É preciso coragem para começar nosso discurso pela negação: rejeitar um mundo que sentimos que está equivocado, que sentimos ser negativo. Afirmar que as verdades que nos tentam infundir são verdades de um mundo falso. De um mundo ao avesso. Nossa negação é uma recusa a aceitar a inevitabilidade da desigualdade, da miséria, da exploração e da violência crescentes.[6]
 
Deveremos ampliar os esforços para romper com essa inércia ideológica que é a base da anomia social e, portanto, da inércia social e política. Assumirmos a necessária ofensiva ideológica e política contra as instituições reformistas e cooptadas das classes populares. Essa é condição necessária para que o neosujeito consumidor se converta num sujeito social ativo pela emancipação humana.
 
Então, necessitamos gritar, arrancar as mordaças da mente e do coração. Não deveremos nos envergonhar de possuirmos esperanças e de defendermos a utopia de um mundo diferente e melhor do que este em que vivemos.
 
 (Curitiba, 9 de setembro de 2009)


[1] Marcuse, Herbert (1973). A ideologia da sociedade industrial. O homem unidimensional. Rio de Janeiro, Zahar, 5ª ed. p. 85.

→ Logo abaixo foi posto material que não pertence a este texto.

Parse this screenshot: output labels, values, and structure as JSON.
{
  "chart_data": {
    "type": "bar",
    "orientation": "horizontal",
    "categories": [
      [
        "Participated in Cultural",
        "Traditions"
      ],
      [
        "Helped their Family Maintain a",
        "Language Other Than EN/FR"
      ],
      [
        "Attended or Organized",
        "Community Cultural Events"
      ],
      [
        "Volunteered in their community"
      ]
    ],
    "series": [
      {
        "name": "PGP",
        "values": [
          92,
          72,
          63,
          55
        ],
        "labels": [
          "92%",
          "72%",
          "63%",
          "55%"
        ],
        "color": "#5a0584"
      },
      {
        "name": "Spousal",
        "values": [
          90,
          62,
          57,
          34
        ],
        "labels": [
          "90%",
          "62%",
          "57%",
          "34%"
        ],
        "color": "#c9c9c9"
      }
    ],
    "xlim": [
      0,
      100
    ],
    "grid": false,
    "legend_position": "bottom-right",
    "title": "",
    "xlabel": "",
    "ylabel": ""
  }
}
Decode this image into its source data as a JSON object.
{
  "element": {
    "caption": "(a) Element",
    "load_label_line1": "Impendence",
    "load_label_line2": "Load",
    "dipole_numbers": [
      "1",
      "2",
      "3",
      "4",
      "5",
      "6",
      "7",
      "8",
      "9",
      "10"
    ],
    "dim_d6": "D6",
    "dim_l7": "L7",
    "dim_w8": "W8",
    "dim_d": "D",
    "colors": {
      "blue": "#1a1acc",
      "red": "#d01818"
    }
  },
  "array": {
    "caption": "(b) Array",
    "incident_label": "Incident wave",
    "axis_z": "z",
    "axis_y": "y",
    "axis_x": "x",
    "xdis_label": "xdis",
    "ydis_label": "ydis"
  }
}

[2] Saunders, Frances Stonor (2008). Quem pagou a conta? A CIA na guerra fria da cultura. Rio de Janeiro, Record, pp. 32 ss
[3] Adaptado a partir das sugestões de Dardot, Pierre e Laval, Christian (2009), in La Nouvelle Raison du Monde. Essai sur la societé neoliberal. Paris, Éditions La Découverte, pp. 448 ss.
[4] Ver Carvalho, Horacio Martins (2008). A hegemonia burguesa e a "consciência feliz das massas populares". Curitiba, junho, mimeo, 17 pp.
 
[5] Meszáros, Istvan (2004). O poder da ideologia. São Paulo, Boitempo, pp. 233 ss.
[6] Ver Holloway, John (2003). Mudar o mundo sem tomar o poder. São Paulo, Viramundo, ,pp. 58 ss.